Why Is Memory Insufficient if 10 Terabytes of TPCDS Test Suites Are Consecutively Run in Beeline/JDBCServer Mode?

Question

When the driver memory is set to 10 GB and the 10 TB TPCDS test suites are continuously run in Beeline/JDBCServer mode, SQL statements fail to be executed due to insufficient driver memory. Why?

Answer

By default, 1000 UI data records of jobs and stages are reserved in the memory.

The function of overflowing UI data to disks has been added to optimize large clusters. The overflow condition is that the size of UI data in each stage reaches the minimum threshold 5 MB. If the number of tasks in each stage is small, the size of UI data in the stage may not reach the threshold. As a result, the UI data in the stage is cached in the memory until the number of UI data records reaches the upper limit (1000 by default). Only then the old UI data is cleared from the memory.
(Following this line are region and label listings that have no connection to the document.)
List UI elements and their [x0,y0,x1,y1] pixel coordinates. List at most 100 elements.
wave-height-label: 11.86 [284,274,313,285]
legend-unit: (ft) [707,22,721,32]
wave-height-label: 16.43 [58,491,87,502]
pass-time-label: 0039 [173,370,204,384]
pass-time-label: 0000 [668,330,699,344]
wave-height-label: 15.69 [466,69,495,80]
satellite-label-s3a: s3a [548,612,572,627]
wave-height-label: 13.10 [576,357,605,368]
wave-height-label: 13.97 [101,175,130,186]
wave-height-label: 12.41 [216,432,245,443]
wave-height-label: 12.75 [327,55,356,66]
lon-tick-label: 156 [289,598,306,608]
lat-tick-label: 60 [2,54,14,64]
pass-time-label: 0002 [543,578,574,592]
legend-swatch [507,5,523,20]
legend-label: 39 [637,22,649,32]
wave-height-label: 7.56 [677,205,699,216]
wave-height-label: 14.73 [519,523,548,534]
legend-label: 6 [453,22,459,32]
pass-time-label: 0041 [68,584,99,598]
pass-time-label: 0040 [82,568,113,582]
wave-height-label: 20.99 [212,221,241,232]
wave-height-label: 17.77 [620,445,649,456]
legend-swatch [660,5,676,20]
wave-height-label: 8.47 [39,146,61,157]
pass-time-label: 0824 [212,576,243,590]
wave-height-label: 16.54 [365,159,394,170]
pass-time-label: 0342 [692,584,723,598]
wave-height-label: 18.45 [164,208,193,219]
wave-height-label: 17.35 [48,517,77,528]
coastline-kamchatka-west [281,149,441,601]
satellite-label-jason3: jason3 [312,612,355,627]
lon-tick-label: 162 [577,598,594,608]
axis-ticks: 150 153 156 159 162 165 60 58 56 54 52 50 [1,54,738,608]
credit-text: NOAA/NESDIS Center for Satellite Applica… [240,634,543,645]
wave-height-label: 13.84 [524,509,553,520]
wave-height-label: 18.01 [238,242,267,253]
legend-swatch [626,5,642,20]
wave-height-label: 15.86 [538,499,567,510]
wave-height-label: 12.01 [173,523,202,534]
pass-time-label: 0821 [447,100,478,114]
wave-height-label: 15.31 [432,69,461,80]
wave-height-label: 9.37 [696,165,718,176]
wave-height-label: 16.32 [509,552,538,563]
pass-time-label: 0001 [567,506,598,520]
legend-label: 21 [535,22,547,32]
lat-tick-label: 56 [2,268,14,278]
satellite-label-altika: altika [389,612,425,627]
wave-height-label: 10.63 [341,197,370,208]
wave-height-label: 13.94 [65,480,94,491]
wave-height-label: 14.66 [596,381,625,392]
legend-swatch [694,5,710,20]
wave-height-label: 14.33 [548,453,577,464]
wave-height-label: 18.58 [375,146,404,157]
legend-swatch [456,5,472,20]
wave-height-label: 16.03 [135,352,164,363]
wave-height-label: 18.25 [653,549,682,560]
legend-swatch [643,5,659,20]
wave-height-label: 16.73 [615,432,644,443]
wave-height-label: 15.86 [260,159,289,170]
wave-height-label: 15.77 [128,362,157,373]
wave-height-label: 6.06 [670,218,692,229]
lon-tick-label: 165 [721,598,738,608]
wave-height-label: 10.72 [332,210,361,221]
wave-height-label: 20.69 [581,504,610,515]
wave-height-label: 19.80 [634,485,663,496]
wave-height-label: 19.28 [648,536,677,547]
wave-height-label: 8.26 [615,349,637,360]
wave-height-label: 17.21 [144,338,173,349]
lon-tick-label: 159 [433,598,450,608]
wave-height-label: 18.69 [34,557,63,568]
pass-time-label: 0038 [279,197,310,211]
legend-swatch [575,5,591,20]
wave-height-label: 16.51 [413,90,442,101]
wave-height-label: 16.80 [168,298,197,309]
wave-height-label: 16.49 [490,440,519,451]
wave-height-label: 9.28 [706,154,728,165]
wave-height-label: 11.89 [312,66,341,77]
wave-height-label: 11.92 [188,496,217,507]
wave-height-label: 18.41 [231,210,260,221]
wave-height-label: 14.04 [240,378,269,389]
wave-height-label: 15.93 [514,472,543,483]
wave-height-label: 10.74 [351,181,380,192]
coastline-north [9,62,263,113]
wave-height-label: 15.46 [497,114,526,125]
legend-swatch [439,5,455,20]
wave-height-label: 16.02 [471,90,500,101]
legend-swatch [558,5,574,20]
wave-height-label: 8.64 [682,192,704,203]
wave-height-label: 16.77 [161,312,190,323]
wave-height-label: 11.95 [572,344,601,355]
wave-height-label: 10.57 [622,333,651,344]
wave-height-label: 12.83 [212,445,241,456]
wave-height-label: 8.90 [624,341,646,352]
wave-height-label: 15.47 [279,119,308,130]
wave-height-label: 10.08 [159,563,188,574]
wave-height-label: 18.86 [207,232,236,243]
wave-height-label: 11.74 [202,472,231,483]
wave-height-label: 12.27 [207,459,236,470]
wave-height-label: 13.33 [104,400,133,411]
Therefore, before the old UI data is cleared, the UI data occupies a large amount of memory. As a result, the driver memory is insufficient when 10 terabytes of TPCDS test suites are executed.

Workaround:

Set spark.ui.retainedJobs and spark.ui.retainedStages based on service requirements to specify the number of UI data records of jobs and stages to be reserved. For details, see Table 13 in Common Parameters.
If a large amount of UI data of jobs and stages needs to be reserved, increase the memory of the driver by setting the spark.driver.memory parameter. For details, see Table 10 in Common Parameters.